For those of you not lucky enough to be present at the JEFF the Brotherhood / Screaming Females show last night at New York City's Santos Party House, you not only missed a great show, but a startling revelation.
Midway through JEFF's headlining performance, Jake and Jamin Orrall requested the presence of a “Salvio” to come up on stage. Initially the audience took little notice; they had just finished playing “You've Got the Look” and the happy folks couldn't be bothered between sweaty high-fives and sips of their $6 PBRs. They sure took notice when he walked up on stage with a flute.
“We'd like to introduce our step-brother Salvio,” Jake started. “He's been asking us if he could join us on stage for the past 2 years, but since he lives in New York, it just never worked out. We figured it was time.”
The crowd looked stunned, but who were they to question their guitar god? Still, they didn't seem too sure about the flute.
“His last name is Gonzalez, but starting tonight he's an Orrall!” Jamin screamed out to the unsuspecting audience.
“This is our first show together,” Jake continued, “we're going to have him finish out this northeast run and see how it goes.
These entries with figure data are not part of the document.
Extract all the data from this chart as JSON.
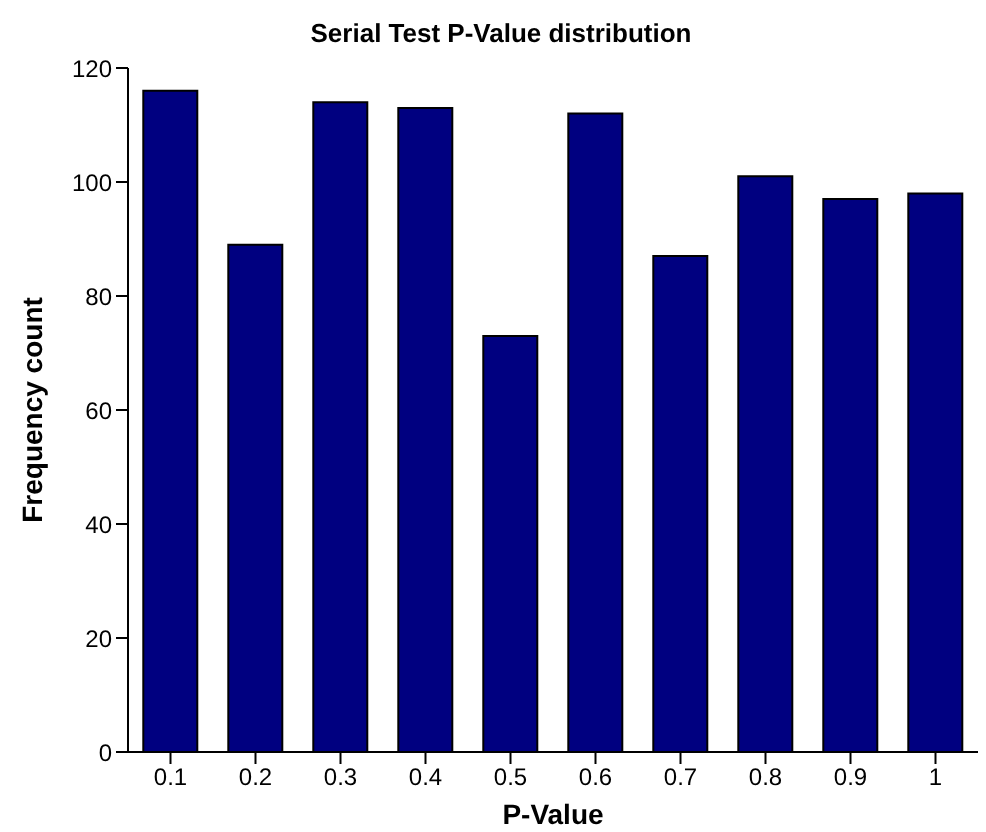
{
  "chart_data": {
    "type": "bar",
    "title": "Serial Test P-Value distribution",
    "xlabel": "P-Value",
    "ylabel": "Frequency count",
    "categories": [
      "0.1",
      "0.2",
      "0.3",
      "0.4",
      "0.5",
      "0.6",
      "0.7",
      "0.8",
      "0.9",
      "1"
    ],
    "values": [
      116,
      89,
      114,
      113,
      73,
      112,
      87,
      101,
      97,
      98
    ],
    "color": "#000080",
    "ylim": [
      0,
      120
    ],
    "yticks": [
      0,
      20,
      40,
      60,
      80,
      100,
      120
    ],
    "grid": false,
    "legend": false
  }
}
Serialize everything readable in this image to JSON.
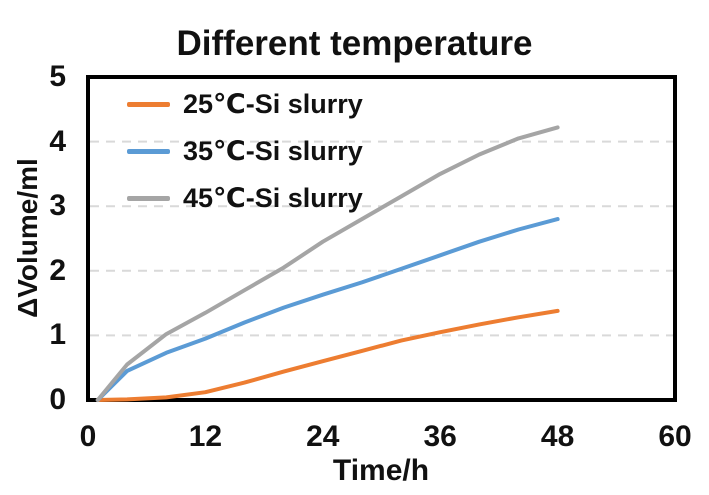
{
  "title": "Different temperature",
  "axes": {
    "x_label": "Time/h",
    "y_label": "ΔVolume/ml"
  },
  "chart_data": {
    "type": "line",
    "title": "Different temperature",
    "xlabel": "Time/h",
    "ylabel": "ΔVolume/ml",
    "xlim": [
      0,
      60
    ],
    "ylim": [
      0,
      5
    ],
    "x_tick_values": [
      0,
      12,
      24,
      36,
      48,
      60
    ],
    "x_tick_labels": [
      "0",
      "12",
      "24",
      "36",
      "48",
      "60"
    ],
    "y_tick_values": [
      0,
      1,
      2,
      3,
      4,
      5
    ],
    "y_tick_labels": [
      "0",
      "1",
      "2",
      "3",
      "4",
      "5"
    ],
    "grid": "horizontal dashed",
    "gridline_values": [
      1,
      2,
      3,
      4
    ],
    "gridline_color": "#d9d9d9",
    "plot_border_color": "#000000",
    "legend_position": "top-left-inside",
    "x": [
      1,
      4,
      8,
      12,
      16,
      20,
      24,
      28,
      32,
      36,
      40,
      44,
      48
    ],
    "series": [
      {
        "name": "25℃-Si slurry",
        "color": "#ED7D31",
        "values": [
          0,
          0.01,
          0.04,
          0.12,
          0.27,
          0.44,
          0.6,
          0.76,
          0.92,
          1.05,
          1.17,
          1.28,
          1.38
        ]
      },
      {
        "name": "35℃-Si slurry",
        "color": "#5B9BD5",
        "values": [
          0,
          0.45,
          0.73,
          0.95,
          1.2,
          1.43,
          1.63,
          1.82,
          2.03,
          2.24,
          2.45,
          2.64,
          2.8
        ]
      },
      {
        "name": "45℃-Si slurry",
        "color": "#A5A5A5",
        "values": [
          0,
          0.55,
          1.02,
          1.35,
          1.7,
          2.05,
          2.45,
          2.8,
          3.15,
          3.5,
          3.8,
          4.05,
          4.22
        ]
      }
    ]
  }
}
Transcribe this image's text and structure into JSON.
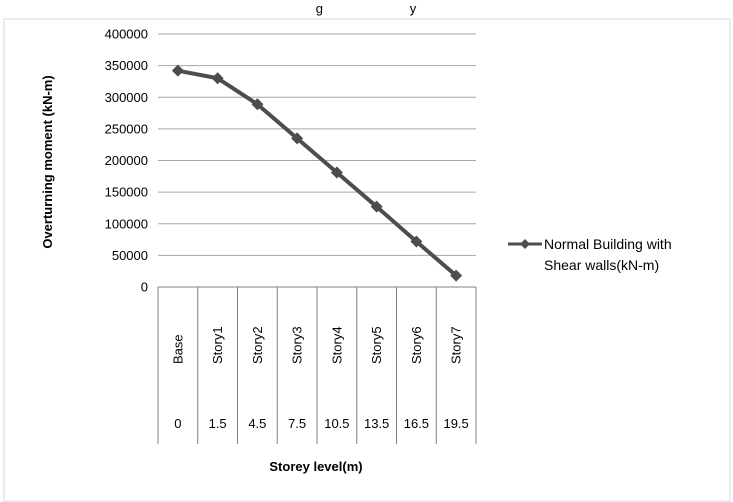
{
  "top_caption": "g                        y",
  "chart_data": {
    "type": "line",
    "title": "",
    "xlabel": "Storey level(m)",
    "ylabel": "Overturning moment (kN-m)",
    "ylim": [
      0,
      400000
    ],
    "ytick_step": 50000,
    "y_ticks": [
      "0",
      "50000",
      "100000",
      "150000",
      "200000",
      "250000",
      "300000",
      "350000",
      "400000"
    ],
    "categories": [
      "Base",
      "Story1",
      "Story2",
      "Story3",
      "Story4",
      "Story5",
      "Story6",
      "Story7"
    ],
    "x_levels": [
      "0",
      "1.5",
      "4.5",
      "7.5",
      "10.5",
      "13.5",
      "16.5",
      "19.5"
    ],
    "grid": true,
    "legend_position": "right",
    "series": [
      {
        "name": "Normal Building with Shear walls(kN-m)",
        "legend_lines": [
          "Normal Building with",
          "Shear walls(kN-m)"
        ],
        "color": "#4d4d4d",
        "marker": "diamond",
        "values": [
          342000,
          330000,
          289000,
          235000,
          181000,
          127000,
          72000,
          18000
        ]
      }
    ]
  }
}
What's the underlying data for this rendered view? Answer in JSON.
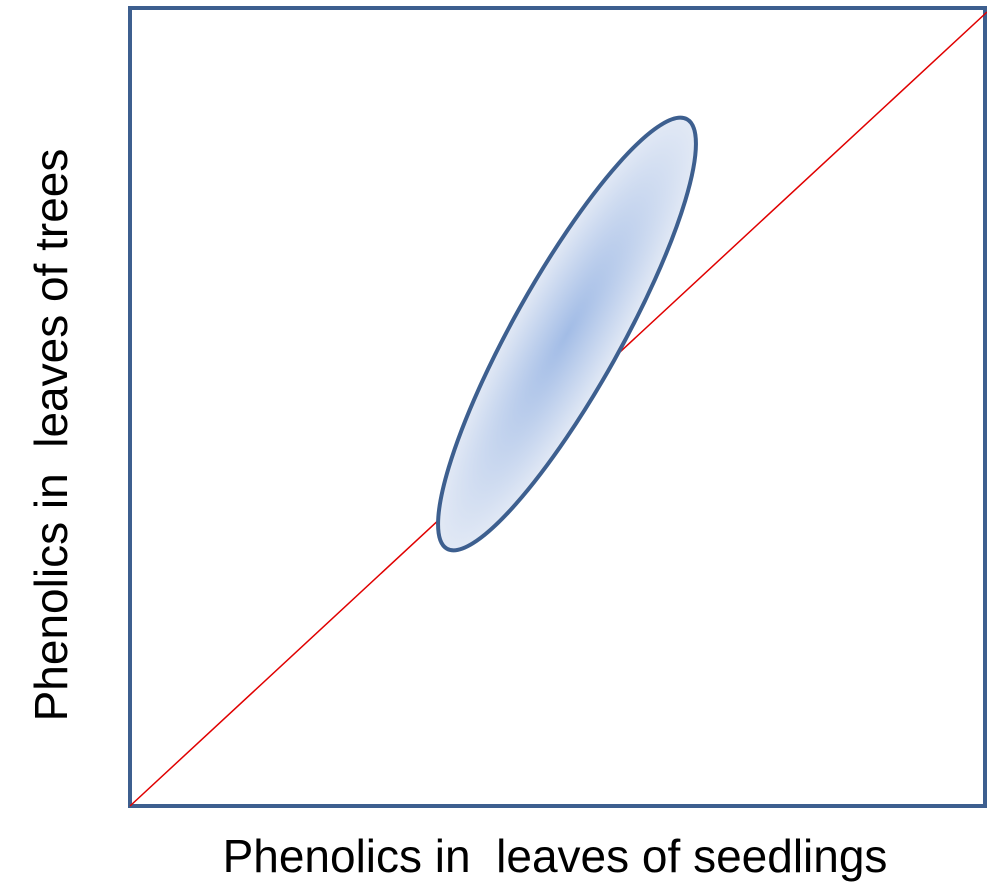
{
  "x_axis_label": "Phenolics in  leaves of seedlings",
  "y_axis_label": "Phenolics in  leaves of trees"
}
But you're looking at the official third member of JEFF the Brotherhood!”
The crowd gave their reserved, but accepting applause.
“We figure we've been rocking this Jethro Tull gimmick for a while,” Jamin chimed in, pointing to his kick drum. “Might as well make it more legit with a flute player, right?”
When the crowd seemed less than enthusiastic, Jamin pressed them again: “RIGHT?!”
The audience screamed in approval as Gonzalez kicked off “Bone Jam” and never looked back.
For those of you in Philly, get ready to witness the new three-pronged attack of JEFF the Brotherhood firsthand tonight before they return to New York for a Brooklyn show this Saturday.